Auch in Mainz, wo das berühmte Unterhaus steht, in dem der Deutsche Kabarettpreis verliehen wird, spielte Hildebrandt im Laufe seines 86-jährigen Lebens immer wieder. Und hier, im Deutschen Kabarettarchiv, wird der große Menschenfreund und kritische Denker jetzt mit einer Büste geehrt. Am Mittwoch wurde sie enthüllt – ein Porträt des Bildhauers Eberhard Linke, der den Kabarettisten mit jenem für ihn so typischen spöttischen Zug um die Mundwinkel zeigt. Als Vorlage dienten ihm übrigens Fotografien des Wahlmünchners mit schlesischen Wurzeln.

Linke arbeitet und lebt übrigens in Rheinland-Pfalz und hat bereits – ebenfalls fürs Kabarettarchiv – den Kabarettisten Hanns Dieter Hüsch (1925 – 2005) porträtiert.

Mit dabei bei der feierlichen Einweihung war auch Hildebrandts Witwe Renate Küster. Der Münchner tz sagte sie am Donnerstag am Telefon: „Mir gefällt die Büste sehr gut. Besonders das freche Schmunzeln passt zu Dieter.“ Zusammen mit seiner Tochter Ulla war die zweite Ehefrau des verstorbenen Kabarett-Königs nach Mainz gereist. „Es war eine schöne Veranstaltung, da ja auch viele Freunde von Dieter da waren“, erzählt sie. Und sie hatte ein Geschenk mit in ihrem Reisegepäck: „Die bekommen nun von mir die Schreibmaschine von Dieter zur Verfügung gestellt. Auf der verfasste er alle seine Texte. Das hätte Dieter bestimmt gefallen“, lächelt sie.
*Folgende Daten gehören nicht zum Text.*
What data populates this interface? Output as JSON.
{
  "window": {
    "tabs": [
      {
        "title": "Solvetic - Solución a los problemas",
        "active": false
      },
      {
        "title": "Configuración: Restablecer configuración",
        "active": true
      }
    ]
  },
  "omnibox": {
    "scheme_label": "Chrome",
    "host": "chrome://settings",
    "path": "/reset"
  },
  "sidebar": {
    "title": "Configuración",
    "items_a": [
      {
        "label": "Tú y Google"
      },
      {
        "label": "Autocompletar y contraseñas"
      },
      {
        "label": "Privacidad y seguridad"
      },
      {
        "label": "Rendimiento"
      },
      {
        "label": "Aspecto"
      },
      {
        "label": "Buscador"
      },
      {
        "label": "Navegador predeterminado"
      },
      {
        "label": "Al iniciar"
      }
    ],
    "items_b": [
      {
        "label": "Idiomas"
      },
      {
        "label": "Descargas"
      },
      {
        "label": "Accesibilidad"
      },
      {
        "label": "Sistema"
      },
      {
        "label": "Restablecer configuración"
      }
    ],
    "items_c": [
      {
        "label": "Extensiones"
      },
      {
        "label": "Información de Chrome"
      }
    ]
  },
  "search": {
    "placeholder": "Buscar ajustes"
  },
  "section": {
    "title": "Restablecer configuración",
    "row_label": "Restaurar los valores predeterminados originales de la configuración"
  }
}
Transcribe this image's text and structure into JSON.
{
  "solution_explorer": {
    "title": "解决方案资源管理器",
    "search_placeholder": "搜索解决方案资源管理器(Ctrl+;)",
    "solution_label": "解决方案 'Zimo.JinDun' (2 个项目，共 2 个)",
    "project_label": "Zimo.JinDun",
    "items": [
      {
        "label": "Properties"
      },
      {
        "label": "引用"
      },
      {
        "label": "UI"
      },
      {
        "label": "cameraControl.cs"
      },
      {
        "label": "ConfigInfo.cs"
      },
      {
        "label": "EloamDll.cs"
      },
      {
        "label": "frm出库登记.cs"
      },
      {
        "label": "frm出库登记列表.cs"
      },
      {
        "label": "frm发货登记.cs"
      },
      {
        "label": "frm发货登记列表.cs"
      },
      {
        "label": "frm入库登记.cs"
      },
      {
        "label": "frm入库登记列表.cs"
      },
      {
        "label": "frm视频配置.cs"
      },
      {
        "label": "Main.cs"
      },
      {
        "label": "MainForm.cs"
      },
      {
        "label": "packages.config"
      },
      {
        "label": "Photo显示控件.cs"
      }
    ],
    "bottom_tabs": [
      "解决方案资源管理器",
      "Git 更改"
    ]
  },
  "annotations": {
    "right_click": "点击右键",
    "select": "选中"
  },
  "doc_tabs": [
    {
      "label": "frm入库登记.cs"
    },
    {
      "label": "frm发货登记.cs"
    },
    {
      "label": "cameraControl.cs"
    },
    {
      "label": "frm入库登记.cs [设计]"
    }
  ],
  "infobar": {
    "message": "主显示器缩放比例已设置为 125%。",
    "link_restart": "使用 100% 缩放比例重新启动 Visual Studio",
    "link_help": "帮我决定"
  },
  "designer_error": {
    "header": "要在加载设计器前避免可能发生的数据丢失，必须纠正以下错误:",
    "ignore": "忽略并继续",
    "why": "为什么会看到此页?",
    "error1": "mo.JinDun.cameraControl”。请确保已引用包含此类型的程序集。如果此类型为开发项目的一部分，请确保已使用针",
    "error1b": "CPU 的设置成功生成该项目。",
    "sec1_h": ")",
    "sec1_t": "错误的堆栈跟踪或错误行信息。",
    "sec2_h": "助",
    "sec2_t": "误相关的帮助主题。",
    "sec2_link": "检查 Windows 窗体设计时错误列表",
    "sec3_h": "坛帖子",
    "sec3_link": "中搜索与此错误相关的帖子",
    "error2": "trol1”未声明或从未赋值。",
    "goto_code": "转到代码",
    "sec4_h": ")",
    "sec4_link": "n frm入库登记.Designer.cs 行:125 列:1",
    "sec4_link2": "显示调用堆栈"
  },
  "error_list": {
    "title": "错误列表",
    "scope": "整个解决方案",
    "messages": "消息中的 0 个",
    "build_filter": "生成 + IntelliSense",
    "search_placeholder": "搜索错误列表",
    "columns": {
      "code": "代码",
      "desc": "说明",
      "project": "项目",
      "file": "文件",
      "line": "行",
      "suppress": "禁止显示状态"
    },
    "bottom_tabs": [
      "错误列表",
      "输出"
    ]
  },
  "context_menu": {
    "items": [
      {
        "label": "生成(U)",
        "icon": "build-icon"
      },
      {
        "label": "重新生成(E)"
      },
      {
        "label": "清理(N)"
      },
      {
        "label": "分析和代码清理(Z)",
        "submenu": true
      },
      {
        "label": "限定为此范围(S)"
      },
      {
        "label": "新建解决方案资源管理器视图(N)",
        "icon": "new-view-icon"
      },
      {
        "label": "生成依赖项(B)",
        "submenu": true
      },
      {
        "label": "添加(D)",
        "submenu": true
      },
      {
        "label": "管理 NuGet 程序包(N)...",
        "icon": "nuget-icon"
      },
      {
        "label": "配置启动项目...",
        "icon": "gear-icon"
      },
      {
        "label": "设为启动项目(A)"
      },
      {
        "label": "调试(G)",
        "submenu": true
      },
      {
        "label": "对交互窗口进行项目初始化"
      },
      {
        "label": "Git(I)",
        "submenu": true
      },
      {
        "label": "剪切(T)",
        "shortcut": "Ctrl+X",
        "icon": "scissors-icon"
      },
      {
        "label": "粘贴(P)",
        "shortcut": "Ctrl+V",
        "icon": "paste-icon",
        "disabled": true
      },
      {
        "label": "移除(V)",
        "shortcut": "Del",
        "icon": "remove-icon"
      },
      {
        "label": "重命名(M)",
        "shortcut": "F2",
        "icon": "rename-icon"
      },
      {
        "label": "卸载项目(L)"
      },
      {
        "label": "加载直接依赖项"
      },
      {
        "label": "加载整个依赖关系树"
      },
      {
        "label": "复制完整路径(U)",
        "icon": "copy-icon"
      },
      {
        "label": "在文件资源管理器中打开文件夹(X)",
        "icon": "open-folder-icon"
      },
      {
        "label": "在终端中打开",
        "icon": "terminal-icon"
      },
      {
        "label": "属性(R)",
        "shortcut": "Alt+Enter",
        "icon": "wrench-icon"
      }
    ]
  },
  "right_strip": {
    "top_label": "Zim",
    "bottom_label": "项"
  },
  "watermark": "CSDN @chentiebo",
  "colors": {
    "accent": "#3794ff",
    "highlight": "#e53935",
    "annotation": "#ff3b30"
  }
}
Zu den Freunden und Weggefährten, die sich nach Mainz begeben hatten, gehörte auch Ottfried Fischer. Er sagte auf der Feier: „Dieter ist für uns unsterblich. Er hat gelebt, um für uns da zu sein, wenn er nicht mehr da ist.“

In den Herzen und Hirnen der Menschen lebt Hildebrandt ohnehin weiter – und in seiner neuen Nachbarschaft, neben Hanns Dieter Hüsch, dem Poeten vom Niederrhein, dürfte er sich ebenfalls wohlfühlen. Zwei blitzwache Geister unter sich, integer, unverrückbar, klar für ihre Ideale eintretend. Die beiden werden gehörig Licht und Witz in den Kellergang des Gewölbes im Kabarettarchiv bringen.